According to Newsday, the process for making slime is quite simple and only involves a few ingredients, depending on how fancy you want to get.  The process starts with a mineral-based cleaning product called Borax. You mix the Borax with glue and water, along with liquid scents, coloring and “toppings” that are all the rage, including tiny toys and plastic-based glitter. Some variations are made with clay. 

One of the reasons the slime industry is so popular is because of how endless the possibilities are. If you go on any popular slime Instagram account, you’ll quickly be able to tell how creative these individuals are. The scents, slime names, visual appearance, it all has a designated purpose and formula that is specific to each and every slime. 

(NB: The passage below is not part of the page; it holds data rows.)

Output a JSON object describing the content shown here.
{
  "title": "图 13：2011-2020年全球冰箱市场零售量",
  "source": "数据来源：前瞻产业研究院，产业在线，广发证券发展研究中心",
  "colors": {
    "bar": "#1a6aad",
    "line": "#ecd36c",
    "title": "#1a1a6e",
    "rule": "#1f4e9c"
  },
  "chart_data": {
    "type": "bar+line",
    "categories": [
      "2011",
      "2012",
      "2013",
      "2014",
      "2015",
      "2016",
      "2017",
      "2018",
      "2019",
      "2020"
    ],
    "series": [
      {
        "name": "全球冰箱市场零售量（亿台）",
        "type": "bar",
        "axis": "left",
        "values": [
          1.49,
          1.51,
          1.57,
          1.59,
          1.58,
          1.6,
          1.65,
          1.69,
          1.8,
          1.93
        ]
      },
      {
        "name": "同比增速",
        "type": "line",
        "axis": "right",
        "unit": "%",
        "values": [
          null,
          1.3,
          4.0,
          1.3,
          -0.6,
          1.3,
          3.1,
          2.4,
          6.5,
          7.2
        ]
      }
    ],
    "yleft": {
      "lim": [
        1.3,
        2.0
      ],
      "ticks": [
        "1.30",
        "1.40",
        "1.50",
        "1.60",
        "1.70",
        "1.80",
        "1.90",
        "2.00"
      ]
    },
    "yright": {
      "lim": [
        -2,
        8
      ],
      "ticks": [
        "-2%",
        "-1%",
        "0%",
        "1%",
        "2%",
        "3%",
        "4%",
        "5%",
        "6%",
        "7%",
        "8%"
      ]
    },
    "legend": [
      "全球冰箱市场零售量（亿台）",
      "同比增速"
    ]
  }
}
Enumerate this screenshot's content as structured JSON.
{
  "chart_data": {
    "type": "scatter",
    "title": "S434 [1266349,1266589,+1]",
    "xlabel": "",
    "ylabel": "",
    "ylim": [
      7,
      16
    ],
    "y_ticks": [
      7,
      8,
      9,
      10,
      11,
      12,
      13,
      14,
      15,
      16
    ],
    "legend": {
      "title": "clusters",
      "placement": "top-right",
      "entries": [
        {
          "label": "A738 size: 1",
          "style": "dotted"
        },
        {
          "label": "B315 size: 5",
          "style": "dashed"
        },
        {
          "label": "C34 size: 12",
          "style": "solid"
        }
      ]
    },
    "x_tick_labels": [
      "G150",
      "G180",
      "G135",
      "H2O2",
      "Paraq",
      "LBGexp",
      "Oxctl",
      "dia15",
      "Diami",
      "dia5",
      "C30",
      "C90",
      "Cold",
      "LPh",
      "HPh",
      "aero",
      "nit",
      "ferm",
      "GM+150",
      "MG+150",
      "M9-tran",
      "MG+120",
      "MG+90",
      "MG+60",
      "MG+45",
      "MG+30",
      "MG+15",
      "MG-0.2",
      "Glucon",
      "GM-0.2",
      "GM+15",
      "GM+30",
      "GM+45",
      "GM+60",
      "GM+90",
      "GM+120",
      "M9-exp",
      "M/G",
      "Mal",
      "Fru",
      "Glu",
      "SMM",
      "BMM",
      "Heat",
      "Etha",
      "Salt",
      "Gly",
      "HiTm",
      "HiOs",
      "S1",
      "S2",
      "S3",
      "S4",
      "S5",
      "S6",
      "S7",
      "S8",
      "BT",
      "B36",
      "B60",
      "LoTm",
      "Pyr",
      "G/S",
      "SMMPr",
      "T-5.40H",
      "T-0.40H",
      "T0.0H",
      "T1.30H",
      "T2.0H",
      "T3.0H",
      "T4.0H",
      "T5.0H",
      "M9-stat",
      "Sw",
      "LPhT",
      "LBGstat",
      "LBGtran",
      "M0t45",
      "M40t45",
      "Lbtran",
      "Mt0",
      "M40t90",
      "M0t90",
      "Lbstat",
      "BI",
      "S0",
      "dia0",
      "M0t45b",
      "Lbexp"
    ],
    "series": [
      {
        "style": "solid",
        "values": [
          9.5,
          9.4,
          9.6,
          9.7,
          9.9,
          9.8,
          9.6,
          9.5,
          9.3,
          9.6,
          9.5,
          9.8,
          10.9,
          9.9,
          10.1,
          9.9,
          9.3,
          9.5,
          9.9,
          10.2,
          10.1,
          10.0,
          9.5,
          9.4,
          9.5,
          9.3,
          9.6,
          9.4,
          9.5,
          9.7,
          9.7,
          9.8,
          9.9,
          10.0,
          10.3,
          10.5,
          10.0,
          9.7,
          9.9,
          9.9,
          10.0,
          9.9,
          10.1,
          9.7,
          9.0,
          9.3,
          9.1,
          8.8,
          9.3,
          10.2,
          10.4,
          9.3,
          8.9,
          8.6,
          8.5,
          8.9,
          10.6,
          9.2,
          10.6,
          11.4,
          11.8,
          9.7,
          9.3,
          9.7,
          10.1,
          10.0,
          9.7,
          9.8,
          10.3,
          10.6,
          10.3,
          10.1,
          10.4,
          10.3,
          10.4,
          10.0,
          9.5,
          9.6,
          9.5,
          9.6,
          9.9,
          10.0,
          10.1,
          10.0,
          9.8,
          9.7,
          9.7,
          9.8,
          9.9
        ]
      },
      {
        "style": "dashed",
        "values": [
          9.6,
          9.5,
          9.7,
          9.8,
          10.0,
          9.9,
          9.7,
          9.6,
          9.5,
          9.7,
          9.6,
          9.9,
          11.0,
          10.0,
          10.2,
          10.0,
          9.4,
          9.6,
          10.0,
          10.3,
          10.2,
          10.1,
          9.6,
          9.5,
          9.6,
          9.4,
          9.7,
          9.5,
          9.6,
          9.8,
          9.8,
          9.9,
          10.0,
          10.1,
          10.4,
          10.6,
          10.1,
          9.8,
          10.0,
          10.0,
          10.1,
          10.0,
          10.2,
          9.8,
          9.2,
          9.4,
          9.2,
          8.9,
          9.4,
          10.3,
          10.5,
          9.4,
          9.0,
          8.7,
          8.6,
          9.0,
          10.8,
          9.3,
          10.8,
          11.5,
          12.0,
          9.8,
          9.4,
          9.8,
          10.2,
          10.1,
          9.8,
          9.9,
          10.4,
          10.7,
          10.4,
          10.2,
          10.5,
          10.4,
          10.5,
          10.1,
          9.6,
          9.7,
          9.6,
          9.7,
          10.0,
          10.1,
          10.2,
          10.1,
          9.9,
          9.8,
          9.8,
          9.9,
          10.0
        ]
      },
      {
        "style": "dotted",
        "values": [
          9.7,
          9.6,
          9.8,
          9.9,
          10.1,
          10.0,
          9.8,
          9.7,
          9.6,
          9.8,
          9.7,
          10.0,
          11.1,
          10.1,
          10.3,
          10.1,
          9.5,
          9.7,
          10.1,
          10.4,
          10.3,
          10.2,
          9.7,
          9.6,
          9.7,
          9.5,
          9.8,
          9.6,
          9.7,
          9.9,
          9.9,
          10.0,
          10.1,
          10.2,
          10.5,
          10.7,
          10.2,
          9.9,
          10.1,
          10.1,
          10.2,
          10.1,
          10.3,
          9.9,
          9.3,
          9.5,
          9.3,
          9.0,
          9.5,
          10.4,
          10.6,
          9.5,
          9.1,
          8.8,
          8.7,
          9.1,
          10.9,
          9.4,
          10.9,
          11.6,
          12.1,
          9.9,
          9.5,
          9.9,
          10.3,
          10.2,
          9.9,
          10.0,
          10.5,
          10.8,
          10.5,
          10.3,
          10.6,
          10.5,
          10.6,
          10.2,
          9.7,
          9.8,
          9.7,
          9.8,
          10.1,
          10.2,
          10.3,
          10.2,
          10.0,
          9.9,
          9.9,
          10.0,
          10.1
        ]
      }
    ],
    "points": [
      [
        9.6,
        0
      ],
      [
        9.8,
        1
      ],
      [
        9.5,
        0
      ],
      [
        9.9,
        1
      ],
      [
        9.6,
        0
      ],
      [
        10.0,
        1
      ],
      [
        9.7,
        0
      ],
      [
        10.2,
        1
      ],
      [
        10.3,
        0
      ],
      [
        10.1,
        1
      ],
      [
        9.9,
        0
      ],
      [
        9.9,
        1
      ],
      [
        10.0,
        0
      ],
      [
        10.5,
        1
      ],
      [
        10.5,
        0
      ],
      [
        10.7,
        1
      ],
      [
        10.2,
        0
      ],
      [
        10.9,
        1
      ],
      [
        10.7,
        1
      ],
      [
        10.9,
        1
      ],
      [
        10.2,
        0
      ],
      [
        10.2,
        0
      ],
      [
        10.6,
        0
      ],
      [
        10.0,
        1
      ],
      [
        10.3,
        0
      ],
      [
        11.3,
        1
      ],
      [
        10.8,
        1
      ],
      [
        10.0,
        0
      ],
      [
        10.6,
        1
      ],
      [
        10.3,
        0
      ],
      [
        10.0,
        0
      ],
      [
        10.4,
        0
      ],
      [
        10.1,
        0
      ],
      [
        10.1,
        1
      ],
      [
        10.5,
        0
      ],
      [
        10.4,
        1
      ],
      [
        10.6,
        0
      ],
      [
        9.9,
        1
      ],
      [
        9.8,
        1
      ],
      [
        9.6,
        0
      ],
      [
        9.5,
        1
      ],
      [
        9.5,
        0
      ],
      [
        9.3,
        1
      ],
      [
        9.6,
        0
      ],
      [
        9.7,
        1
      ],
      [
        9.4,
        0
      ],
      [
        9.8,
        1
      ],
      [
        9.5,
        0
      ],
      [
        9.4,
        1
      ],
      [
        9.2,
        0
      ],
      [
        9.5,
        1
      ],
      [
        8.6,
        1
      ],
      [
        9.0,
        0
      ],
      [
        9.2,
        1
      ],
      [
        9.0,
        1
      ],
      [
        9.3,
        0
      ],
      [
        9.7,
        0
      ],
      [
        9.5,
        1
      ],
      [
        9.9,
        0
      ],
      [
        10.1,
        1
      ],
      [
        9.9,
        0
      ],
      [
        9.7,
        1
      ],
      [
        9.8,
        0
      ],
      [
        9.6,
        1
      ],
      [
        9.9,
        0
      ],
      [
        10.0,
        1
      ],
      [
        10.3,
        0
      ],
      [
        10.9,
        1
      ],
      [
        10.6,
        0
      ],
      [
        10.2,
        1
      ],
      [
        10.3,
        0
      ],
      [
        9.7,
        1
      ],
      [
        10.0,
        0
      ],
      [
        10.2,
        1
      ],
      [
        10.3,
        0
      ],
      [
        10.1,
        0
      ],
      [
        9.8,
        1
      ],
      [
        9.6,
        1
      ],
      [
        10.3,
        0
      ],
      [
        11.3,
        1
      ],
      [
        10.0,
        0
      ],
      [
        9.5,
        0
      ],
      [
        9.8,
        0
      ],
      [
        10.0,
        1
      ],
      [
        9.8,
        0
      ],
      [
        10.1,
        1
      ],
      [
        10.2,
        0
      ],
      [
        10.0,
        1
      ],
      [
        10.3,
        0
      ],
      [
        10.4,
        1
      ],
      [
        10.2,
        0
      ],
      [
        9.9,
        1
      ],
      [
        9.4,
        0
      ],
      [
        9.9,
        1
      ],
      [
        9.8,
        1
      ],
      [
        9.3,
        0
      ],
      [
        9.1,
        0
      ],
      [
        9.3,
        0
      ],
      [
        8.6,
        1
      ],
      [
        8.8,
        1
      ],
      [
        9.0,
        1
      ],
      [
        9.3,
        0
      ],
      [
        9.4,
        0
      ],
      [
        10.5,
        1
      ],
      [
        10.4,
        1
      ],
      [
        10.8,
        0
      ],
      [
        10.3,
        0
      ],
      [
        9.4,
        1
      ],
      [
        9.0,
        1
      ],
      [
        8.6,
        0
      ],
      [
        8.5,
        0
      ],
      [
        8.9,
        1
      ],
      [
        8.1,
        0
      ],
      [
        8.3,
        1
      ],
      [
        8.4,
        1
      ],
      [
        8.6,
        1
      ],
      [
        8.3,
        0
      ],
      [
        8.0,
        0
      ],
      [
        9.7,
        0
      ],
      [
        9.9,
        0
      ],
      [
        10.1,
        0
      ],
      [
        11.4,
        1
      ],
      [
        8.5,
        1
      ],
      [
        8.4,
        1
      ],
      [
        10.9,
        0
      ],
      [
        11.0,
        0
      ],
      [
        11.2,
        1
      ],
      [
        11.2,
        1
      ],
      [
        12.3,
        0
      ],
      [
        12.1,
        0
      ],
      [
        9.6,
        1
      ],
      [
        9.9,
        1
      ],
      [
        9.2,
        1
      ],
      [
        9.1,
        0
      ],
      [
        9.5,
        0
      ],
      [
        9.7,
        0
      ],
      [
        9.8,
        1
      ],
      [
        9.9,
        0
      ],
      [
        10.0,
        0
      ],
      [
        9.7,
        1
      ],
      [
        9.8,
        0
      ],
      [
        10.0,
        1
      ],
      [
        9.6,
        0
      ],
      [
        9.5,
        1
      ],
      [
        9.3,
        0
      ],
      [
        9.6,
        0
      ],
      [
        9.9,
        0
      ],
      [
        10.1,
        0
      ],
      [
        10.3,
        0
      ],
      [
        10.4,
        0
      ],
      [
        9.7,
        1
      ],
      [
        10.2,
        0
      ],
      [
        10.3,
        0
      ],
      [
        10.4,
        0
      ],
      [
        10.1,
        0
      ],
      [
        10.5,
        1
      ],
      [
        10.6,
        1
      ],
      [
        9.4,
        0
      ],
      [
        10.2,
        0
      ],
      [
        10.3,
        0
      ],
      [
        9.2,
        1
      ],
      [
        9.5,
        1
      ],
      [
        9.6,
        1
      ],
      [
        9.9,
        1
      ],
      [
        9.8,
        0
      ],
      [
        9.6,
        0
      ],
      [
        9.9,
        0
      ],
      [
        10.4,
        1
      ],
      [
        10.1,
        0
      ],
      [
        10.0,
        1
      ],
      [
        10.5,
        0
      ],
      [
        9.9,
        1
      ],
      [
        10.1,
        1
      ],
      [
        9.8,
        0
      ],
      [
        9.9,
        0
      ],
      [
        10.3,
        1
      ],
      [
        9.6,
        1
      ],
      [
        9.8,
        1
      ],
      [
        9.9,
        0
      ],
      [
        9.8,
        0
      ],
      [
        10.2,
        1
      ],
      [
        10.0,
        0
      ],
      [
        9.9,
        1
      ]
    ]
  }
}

“Glitter and other potential eco-foes were deliberately left out of our slime, [we have] varieties that pull like weightless clouds (fake snow is mixed in), crackle because of plastic beads inside or shine with a high gloss and a tough pull. At the DIY bar, where 8 ounces of slime is included in the $38 base ticket price, scents include banana cream pie, Froot Loops and prickly pear. The get-slimed experience is $30 extra. Hand wipes are liberally distributed throughout Sloomoo with the plea that people use them before and after touching the huge bowls of slime placed along a walking route. The slime will be changed throughout each day,” Robinovitz said to Newsday giving details about Sloomoo.

The museum opened its doors today, Friday, October 25th, and will be open for six months! Plenty of time for you and your slime pals to go check it out!